Eclipsing the Eiffel Tower in height by just 13 meters and modelling itself on Paris’s older and more famous landmark, the candy-striped Tokyo Tower has been a feature of Tokyo’s skyline since 1958. Still the world’s tallest self-supporting steel tower, it has since been left behind in the height stakes by other structures and stands at just over half the height of Tokyo’s newest skyscraper and viewing tower, the Tokyo Skytree.
An important communications tower and landmark, Tokyo Tower is also a popular place to take in views of the city. There are two observation decks within the tower. The Main Observatory is 150 meters high and affords 360-degree views of the whole Kanto region; travel further up the tower to the 250-meter Special Observatory and you can take in views as far as Mt.
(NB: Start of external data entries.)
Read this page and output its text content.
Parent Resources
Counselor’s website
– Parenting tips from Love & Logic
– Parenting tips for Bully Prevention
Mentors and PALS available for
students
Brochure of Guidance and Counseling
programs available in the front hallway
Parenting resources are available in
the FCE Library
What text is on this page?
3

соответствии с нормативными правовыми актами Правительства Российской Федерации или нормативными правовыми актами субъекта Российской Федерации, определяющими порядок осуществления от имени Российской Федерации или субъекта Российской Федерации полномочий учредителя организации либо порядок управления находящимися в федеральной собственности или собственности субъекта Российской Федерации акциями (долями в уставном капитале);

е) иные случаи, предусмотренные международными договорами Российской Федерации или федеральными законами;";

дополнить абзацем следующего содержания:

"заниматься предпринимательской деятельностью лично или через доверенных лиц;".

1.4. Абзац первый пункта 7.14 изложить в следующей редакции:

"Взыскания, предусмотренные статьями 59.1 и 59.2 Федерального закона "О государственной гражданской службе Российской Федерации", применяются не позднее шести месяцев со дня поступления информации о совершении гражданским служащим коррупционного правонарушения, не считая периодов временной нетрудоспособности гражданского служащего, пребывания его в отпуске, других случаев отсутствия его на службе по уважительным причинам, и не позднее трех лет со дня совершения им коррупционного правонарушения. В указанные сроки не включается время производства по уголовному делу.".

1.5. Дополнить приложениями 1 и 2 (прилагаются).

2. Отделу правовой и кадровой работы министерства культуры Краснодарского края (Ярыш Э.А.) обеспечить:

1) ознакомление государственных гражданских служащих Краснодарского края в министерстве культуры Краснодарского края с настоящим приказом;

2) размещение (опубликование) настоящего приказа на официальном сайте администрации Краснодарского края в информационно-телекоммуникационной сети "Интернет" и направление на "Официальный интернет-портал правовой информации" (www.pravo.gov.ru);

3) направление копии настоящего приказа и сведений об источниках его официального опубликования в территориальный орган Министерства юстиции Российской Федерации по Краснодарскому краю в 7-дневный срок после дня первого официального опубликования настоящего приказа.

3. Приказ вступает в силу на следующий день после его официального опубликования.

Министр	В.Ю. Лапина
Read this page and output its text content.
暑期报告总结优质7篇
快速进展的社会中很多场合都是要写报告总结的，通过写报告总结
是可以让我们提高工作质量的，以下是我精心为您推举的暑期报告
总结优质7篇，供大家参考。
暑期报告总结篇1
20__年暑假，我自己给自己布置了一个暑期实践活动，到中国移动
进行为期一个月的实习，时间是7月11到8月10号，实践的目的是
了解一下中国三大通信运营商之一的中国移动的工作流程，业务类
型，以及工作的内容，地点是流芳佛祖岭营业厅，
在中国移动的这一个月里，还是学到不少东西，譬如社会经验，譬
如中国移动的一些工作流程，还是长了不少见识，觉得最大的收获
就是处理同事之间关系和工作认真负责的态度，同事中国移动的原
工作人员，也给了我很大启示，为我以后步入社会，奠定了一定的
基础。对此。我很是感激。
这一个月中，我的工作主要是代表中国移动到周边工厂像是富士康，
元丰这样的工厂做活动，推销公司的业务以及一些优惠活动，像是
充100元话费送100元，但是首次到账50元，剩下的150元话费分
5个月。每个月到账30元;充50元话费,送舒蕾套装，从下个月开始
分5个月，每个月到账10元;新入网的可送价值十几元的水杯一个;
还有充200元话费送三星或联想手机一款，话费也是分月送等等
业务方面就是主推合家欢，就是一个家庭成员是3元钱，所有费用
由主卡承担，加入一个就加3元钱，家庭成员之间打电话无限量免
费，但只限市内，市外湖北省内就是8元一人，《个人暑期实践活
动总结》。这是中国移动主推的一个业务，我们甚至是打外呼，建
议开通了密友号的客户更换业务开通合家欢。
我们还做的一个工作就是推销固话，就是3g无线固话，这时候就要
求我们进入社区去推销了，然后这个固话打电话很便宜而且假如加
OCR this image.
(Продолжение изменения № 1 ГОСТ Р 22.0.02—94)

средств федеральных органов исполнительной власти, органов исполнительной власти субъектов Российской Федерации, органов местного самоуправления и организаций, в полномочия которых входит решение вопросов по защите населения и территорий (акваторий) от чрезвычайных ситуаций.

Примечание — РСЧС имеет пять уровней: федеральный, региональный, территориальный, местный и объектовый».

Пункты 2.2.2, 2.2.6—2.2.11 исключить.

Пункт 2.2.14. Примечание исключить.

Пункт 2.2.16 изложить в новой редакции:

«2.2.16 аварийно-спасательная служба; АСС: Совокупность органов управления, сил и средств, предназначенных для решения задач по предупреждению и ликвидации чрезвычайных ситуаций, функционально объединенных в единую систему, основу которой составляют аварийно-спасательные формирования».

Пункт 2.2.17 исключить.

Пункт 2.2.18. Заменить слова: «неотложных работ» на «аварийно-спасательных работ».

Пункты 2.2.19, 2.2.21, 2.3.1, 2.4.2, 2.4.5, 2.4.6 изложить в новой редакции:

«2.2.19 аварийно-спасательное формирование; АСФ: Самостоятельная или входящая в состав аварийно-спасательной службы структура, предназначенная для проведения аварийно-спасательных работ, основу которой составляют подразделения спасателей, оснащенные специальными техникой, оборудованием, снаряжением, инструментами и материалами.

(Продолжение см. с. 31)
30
Fuji on a clear day.
The Main Observatory consists of two floors: on the first floor you’ll find a café, a club and two in-floor windows that provide views to the ground, 145 meters below; on the second floor there’s a gift shop, a tiny Shinto shrine and the elevators to whisk you up to the enclosed Special Observatory on the tower’s top floor.
You can’t visit Tokyo Tower without first walking through FootTown, a shopping and entertainment complex at the base of the tower. Here you’ll find a number of shops, restaurants and attractions including the Guinness World Records Museum, the Tokyo Tower Wax Museum and a small fun park for the kids.
Tokyo Tower looks particularly striking at night when it is lit up with various colors projected from its base. Designed to change color with the season, the tower is also specially lit for important annual events and has established its place as an enduring symbol of the city.